Depuis plusieurs années, des femmes savantes de chez nous, les Janette Bertrand, Lise Payette et autres esprits du même genre, dénoncent avec ardeur la prétendue hostilité que l'Église catholique entretient contre elles au point d'avoir déjà dit qu'elles étaient «sans âme», tout en oubliant le rôle du droit romain dans l'histoire de l'Occident et son importante influence sur le Code Napoléon!
Il semble évident que les cours d'histoire suivis par nos «superbes éducatrices» présentent encore les mêmes clichés comme s'il s'agissait de grandes vérités.
Bien sûr, étudier ce qu'était la condition féminine en Occident au premier siècle de notre ère en rapport avec la prédication de l'Évangile, par exemple, demande un effort, un approfondissement beaucoup trop exigeant pour des femmes pressées par le temps.

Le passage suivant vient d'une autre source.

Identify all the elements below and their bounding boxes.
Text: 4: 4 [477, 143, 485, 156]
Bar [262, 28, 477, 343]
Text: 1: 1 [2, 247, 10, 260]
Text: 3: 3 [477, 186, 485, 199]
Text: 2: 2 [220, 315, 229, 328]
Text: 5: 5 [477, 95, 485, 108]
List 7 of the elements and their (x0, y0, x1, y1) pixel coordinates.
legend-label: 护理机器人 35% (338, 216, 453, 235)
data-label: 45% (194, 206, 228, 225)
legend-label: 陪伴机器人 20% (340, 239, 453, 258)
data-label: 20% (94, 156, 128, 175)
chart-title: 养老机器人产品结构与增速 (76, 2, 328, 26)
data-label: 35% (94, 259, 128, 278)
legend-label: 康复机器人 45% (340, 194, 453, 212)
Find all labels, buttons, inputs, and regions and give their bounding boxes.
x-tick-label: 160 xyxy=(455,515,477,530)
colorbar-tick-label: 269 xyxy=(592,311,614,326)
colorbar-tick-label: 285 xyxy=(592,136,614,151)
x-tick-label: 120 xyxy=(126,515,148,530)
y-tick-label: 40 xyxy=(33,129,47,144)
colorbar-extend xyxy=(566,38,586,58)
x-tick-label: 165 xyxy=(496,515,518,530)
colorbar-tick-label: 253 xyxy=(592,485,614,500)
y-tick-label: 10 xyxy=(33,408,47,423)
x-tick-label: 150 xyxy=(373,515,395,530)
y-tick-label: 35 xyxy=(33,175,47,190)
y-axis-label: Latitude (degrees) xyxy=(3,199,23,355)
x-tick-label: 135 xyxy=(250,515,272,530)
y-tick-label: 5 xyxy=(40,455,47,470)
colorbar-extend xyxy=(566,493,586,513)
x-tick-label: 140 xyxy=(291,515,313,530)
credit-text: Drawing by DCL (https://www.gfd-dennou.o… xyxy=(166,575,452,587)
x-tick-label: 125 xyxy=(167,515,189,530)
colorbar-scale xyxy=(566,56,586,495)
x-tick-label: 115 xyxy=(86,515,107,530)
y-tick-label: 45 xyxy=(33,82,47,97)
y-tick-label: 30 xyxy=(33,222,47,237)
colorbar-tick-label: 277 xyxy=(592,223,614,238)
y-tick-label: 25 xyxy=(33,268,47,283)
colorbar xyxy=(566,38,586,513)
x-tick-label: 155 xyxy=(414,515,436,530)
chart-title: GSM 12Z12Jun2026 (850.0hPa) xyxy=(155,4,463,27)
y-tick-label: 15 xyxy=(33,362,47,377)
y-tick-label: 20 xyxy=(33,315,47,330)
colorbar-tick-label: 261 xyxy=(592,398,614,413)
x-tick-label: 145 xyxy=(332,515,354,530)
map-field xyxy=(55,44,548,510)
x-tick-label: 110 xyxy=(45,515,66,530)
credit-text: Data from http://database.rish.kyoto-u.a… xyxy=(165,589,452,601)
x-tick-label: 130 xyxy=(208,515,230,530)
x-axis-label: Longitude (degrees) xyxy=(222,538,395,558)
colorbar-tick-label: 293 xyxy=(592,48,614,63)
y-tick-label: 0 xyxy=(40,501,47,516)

La vie n'est-elle pas plus facile et plus simple si l'on évite ou refuse d'envisager les vérités de foi pour se cantonner dans ce que nous sommes déjà. Pourtant, rappelle Régine Pernoud à la lumière de son immense érudition d'historienne, «juristes et historiens du droit nous renseignent avec une parfaite clarté à ce sujet». 
Dommage que, trop souvent, nos concitoyennes, convaincues de leur bon droit à dire n'importe quoi, témoignent d'une incroyable incapacité à comprendre ce qui n'est pas conforme aux notions que leurs cervelles ont sécrétées.
Ne devraient-elles pas plutôt admettre que, pour connaître le christianisme, voire le catholicisme, il ne suffit pas de le mépriser... en succombant platement à la vieille tentation, le réductionnisme? N'est-ce pas ce qui les pousse d'ailleurs à proclamer que la République du Québec à venir est perdue si l'État ne se débarrasse pas de l'Église catholique?